Their memory brings up for me the impossibility of explaining the bleakness and the futility I felt as a child. In psychotherapy, I have talked about some of the very least horrific abuses and been told I am safe now, as if my safety is at issue. There are moments when it does help to be reminded we are safe, when we are talking about horror, but so many times comments like that have been mistimed, clichéd responses I suppose, and not matching up with my real experience.

Which comes down to thoughts about the world I live in more than my fearfulness of it. I am safe as an adult, but what is the world I live in really like? What are people really like under the social niceties and the politeness and the things that could be lies?

It creates a deep inability to trust that goes beyond merely being afraid. If I really knew you, would I hate you? Would I hate you, not because you are flawed or weak or merely different, but because you simply don’t give a damn? Would I?

That’s the question I was left with as a child.

As an adult, I know the answer varies. People care to greater or lesser degrees. They are more or less altruistic, more or less empathetic, more or less concerned with contributing to a greater good rather than simply adding to their own pleasures.

What I have also as an adult are choices. As a child, I didn’t have a choice. Not just because I was small and weak, but because I was developmentally immature and could not control my impulses: the impulse to comply and keep myself safe, the impulse to please an adult, the impulse to behave in ways that would get my needs for safety met or my need for warmth. I couldn’t control them. I couldn’t control my fear, which made me do things that horrified me even in the absence of overt threats of violence, because the memory of unbearable torture was always implicit, always remembered. I couldn’t control my wish to dig out of my father some kind of real warmth or affection for me. I couldn’t control the world around me, and I couldn’t control myself either.

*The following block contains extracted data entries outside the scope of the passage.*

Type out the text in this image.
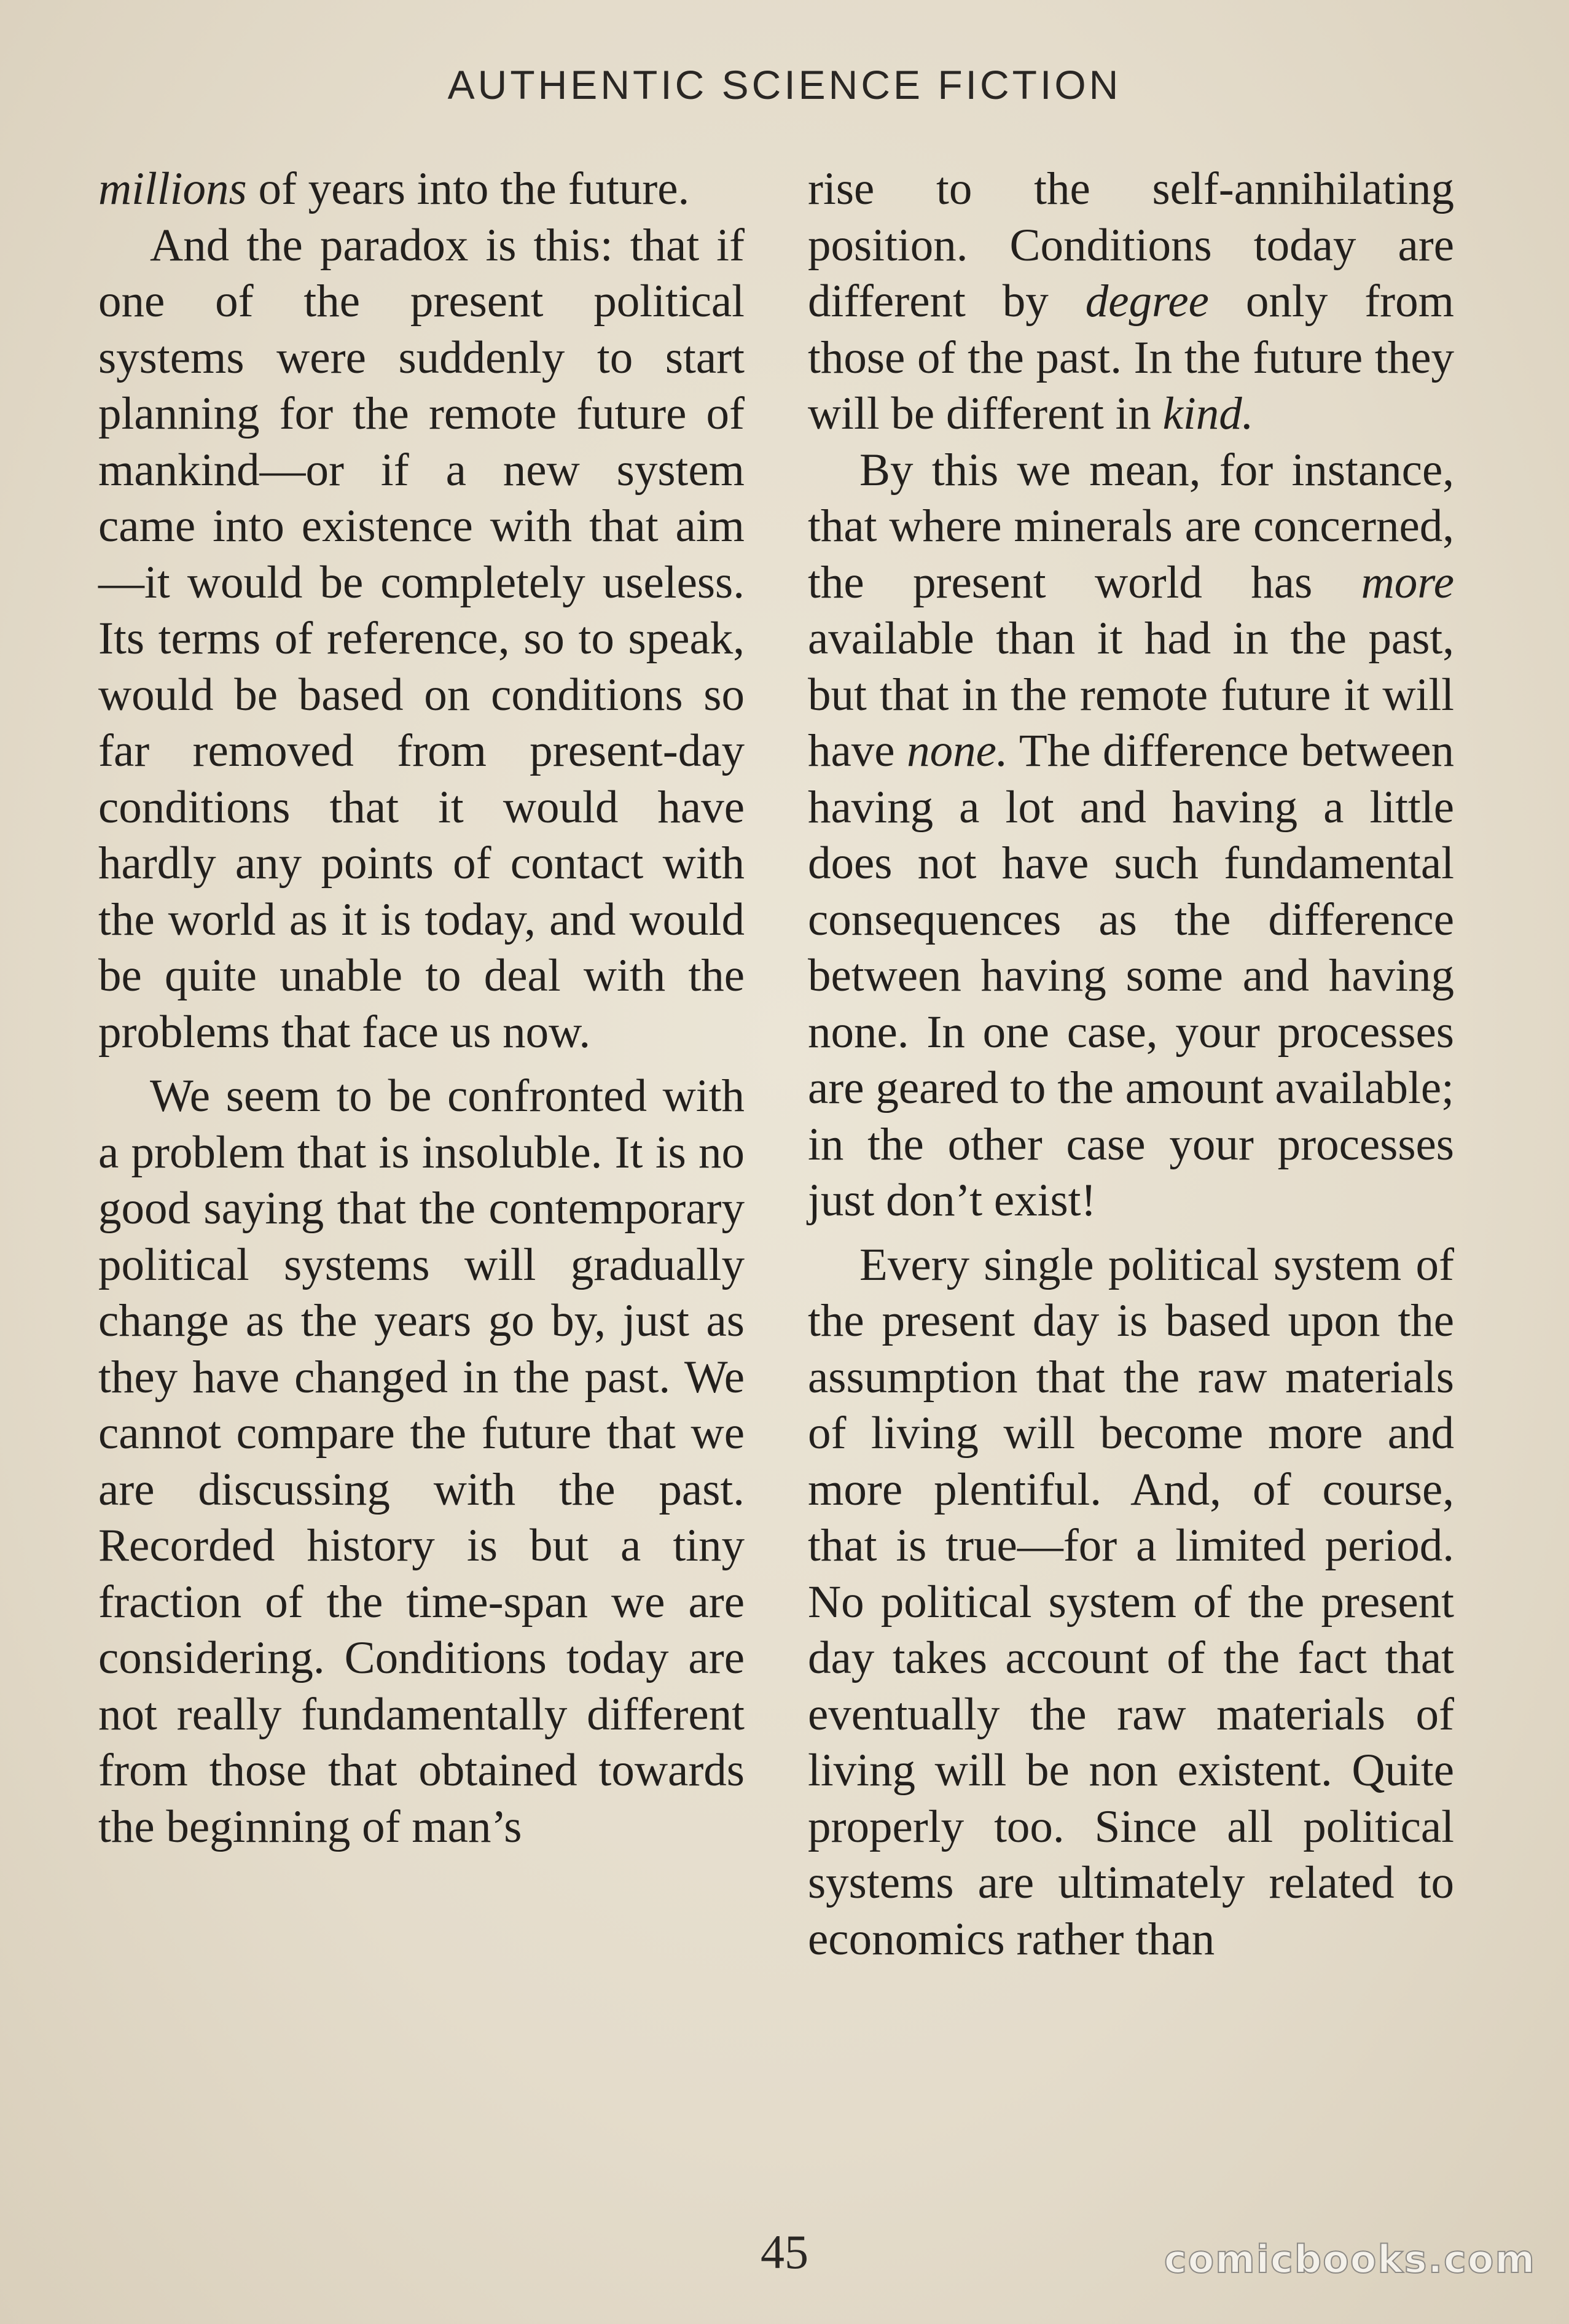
AUTHENTIC SCIENCE FICTION

millions of years into the future.

And the paradox is this: that if one of the present political systems were suddenly to start planning for the remote future of mankind—or if a new system came into existence with that aim—it would be completely useless. Its terms of reference, so to speak, would be based on conditions so far removed from present-day conditions that it would have hardly any points of contact with the world as it is today, and would be quite unable to deal with the problems that face us now.

We seem to be confronted with a problem that is insoluble. It is no good saying that the contemporary political systems will gradually change as the years go by, just as they have changed in the past. We cannot compare the future that we are discussing with the past. Recorded history is but a tiny fraction of the time-span we are considering. Conditions today are not really fundamentally different from those that obtained towards the beginning of man’s

rise to the self-annihilating position. Conditions today are different by degree only from those of the past. In the future they will be different in kind.

By this we mean, for instance, that where minerals are concerned, the present world has more available than it had in the past, but that in the remote future it will have none. The difference between having a lot and having a little does not have such fundamental consequences as the difference between having some and having none. In one case, your processes are geared to the amount available; in the other case your processes just don’t exist!

Every single political system of the present day is based upon the assumption that the raw materials of living will become more and more plentiful. And, of course, that is true—for a limited period. No political system of the present day takes account of the fact that eventually the raw materials of living will be non existent. Quite properly too. Since all political systems are ultimately related to economics rather than

45	comicbooks.com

As an adult, I can control myself at least a lot of the time, and that gives me choices. I can’t make bad people better, but I can choose who I am. I cannot change the people who simply do not care about others, but I can choose for myself to be someone who cares. I cannot save all the victims. I cannot make everything in the world right, but I can choose to care. I can choose to be that kind of person. And I can choose to act in caring ways.

There is tremendous power in that. It is a power I never had as a child. I could not choose my actions. I could not choose to make them, whenever possible, actions that respected the dignity and rights of others and recognized the inherent worth in each individual. I can choose now.

It isn’t safety, but it makes my own head a place I can live in.